The restored façade of St. Patrick’s Cathedral © 6sqft

“Is that St. Patrick’s Cathedral?” asked the passerby.

“Yes. It’s just been cleaned.”

“So that’s why I didn’t recognize it. I was looking for something gray.”

To the pleasure of all, St. Pat’s has emerged from its cocoon and it is brilliant to behold. Scaffolding is still up inside the cathedral, sharing the space with worshippers; and work may go on through the rest of this year. It is an enormous building, after all, occuping a full city block between 50th and 51st Street, and Fifth and Madison Avenues. On the outside the building was always impressive; now it is magnificent. It makes one think of the panoply and power of the Church, stately processions, gorgeous robes, bejeweled crosses and cardinals’ rings, incantations of the priests and congregation extolling the glory of God.

It also makes one think of the cost—$177 million—and wonder how far that money would go to aid the poor and feed the hungry of the earth, traditional missions of Christianity. Not very far, maybe, since world hunger is not assuaged by one meal. But to be a glittering promise of sublime afterlife for millions—that is conceivably worth it.

Those two demands on the resources of the church—aiding the poor and glorifying God—have been hard to reconcile for two millennia and the job is no easier today. St.
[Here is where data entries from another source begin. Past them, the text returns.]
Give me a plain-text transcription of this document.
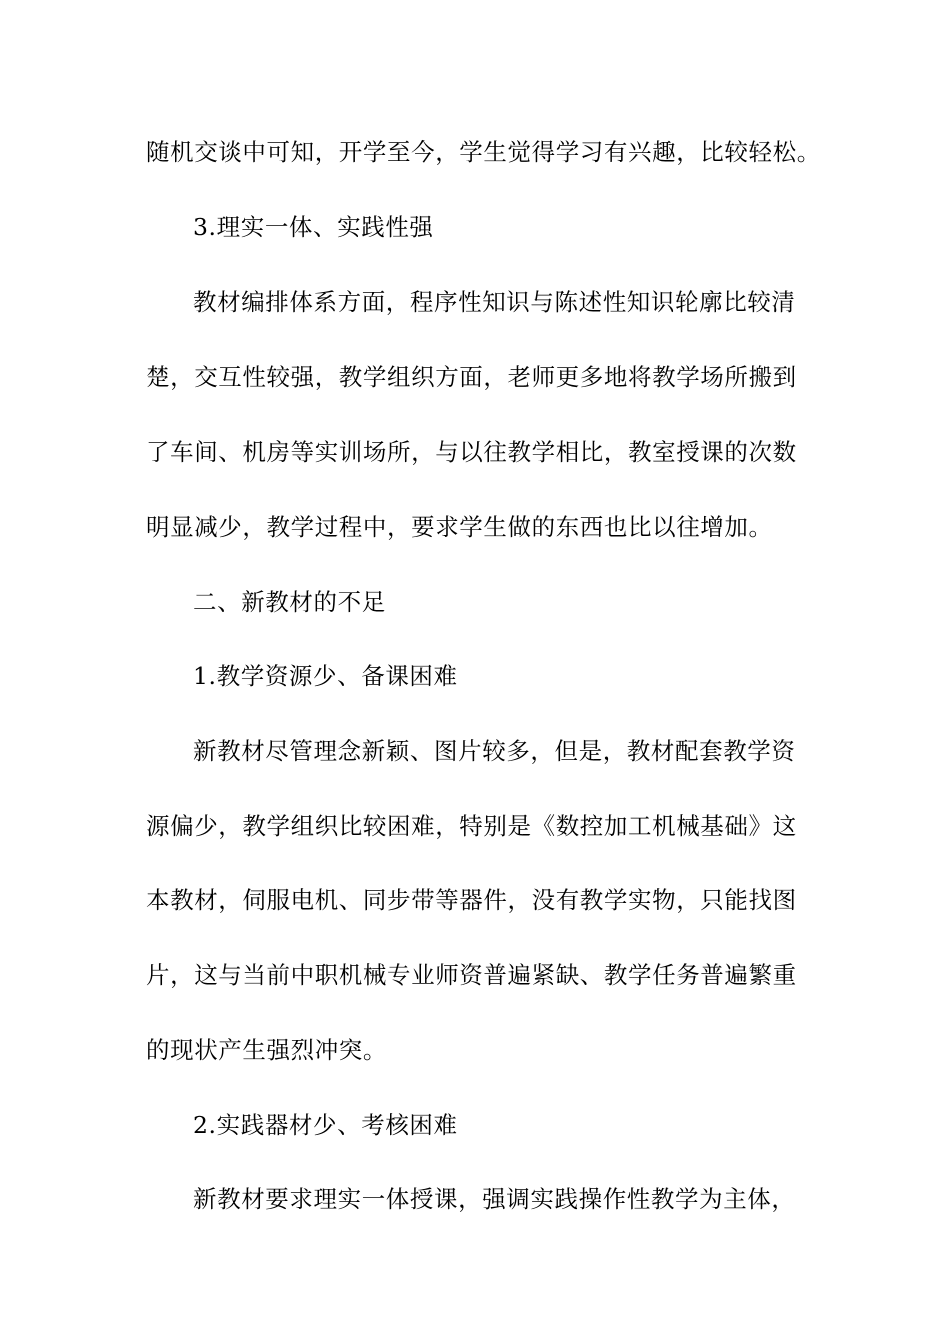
随机交谈中可知，开学至今，学生觉得学习有兴趣，比较轻松。
3.理实一体、实践性强
教材编排体系方面，程序性知识与陈述性知识轮廓比较清
楚，交互性较强，教学组织方面，老师更多地将教学场所搬到
了车间、机房等实训场所，与以往教学相比，教室授课的次数
明显减少，教学过程中，要求学生做的东西也比以往增加。
二、新教材的不足
1.教学资源少、备课困难
新教材尽管理念新颖、图片较多，但是，教材配套教学资
源偏少，教学组织比较困难，特别是《数控加工机械基础》这
本教材，伺服电机、同步带等器件，没有教学实物，只能找图
片，这与当前中职机械专业师资普遍紧缺、教学任务普遍繁重
的现状产生强烈冲突。
2.实践器材少、考核困难
新教材要求理实一体授课，强调实践操作性教学为主体，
Patrick’s has addressed it by raising funds earmarked specifically for the restoration, funds from individual donations, large and small, as well as grants from the archdiocese and trustees of the cathedral. Daily operations and good works are left to be taken care of by ongoing funds.

Alas, these funds are shrinking or threatened for all religious institutions, which are seeing their congregations dwindle at the same time as their upkeep increases. How to straddle the widening gap is a problem for all. Leveraging assets is always a good strategy, and the main material asset a church possesses is its building.

St. Patrick's Cathedral, NYC landmarks, James Renwick Jr.
Detail of the entryway and rose window © 6sqft

That brings us to the issue of air rights, which, for those who are able to sell them, may look like a splendid chance to rectify things, at least temporarily. A one-time, single bundle of money, no matter how hefty, may not qualify as “ongoing funds,” but the income from the investment of it certainly would.

For decades owners of property not built to the maximum allowed by zoning regulations have been entitled to sell the difference between the amount of the zoning envelope they do occupy and the zoning envelope they are allowed to occupy. It is expressed in square feet. To sell your air rights means you can never, ever, use them to enlarge your building upward. For an institution like St. Patrick’s, the idea of building a rooftop addition higher is laughable—where would you put it, on top of a spire? So the idea of selling those rights is attractive.

The law says that you can sell your air rights to a site next door. If you are a designated landmark you can sell them next door or across the street. Now, if you look at the area around St. Patrick’s and look at all those tall, tall buildings, you quickly realize they are all built to their zoning capacity now. So where can a poor church sell its rights?

St. Patrick's Cathedral, NYC landmarks, James Renwick Jr.
Detail of the spires © 6sqft

Negotiations have been undertaken by St. Patrick’s, St. Bartholomew’s Church and Central Synagogue to extend the range of eligible receiving sites. The talks have taken place as part of the East Midtown Rezoning proposals to raise building-height limits. Inaugurated under Mayor Bloomberg’s administration, the talks are now in abeyance. It is assumed that City Planning will return to the issue, along with community stakeholders, the borough president and local council members, but at this point no one knows when that will happen.

St. Pat’s alone has 1.7 million square feet of air rights to sell, and conceivably it could distribute that largesse in various parts of Manhattan—they hope. If air rights, or development rights, are worth $200 a foot (and the price may vary from one location and time to another), then the Cathedral could reap a cool $340 million. That purse, wisely invested, could take care of a lot of ongoing funds.

There will always be those who ask whether St. Pat’s would really need to sell its air rights if it hadn’t spent so much restoring its building. It may be one of life’s many imponderables, but a good guess is that the answer would be yes.

Questions of money aside, the restoration is beautiful, and the cathedral now looks as it must have to its architect, James Renwick, Jr. when it was dedicated in 1879. That was 136 years ago; and now that coal is no longer burned to heat homes and industry is virtually absent from Manhattan, this job ought to last a good deal longer.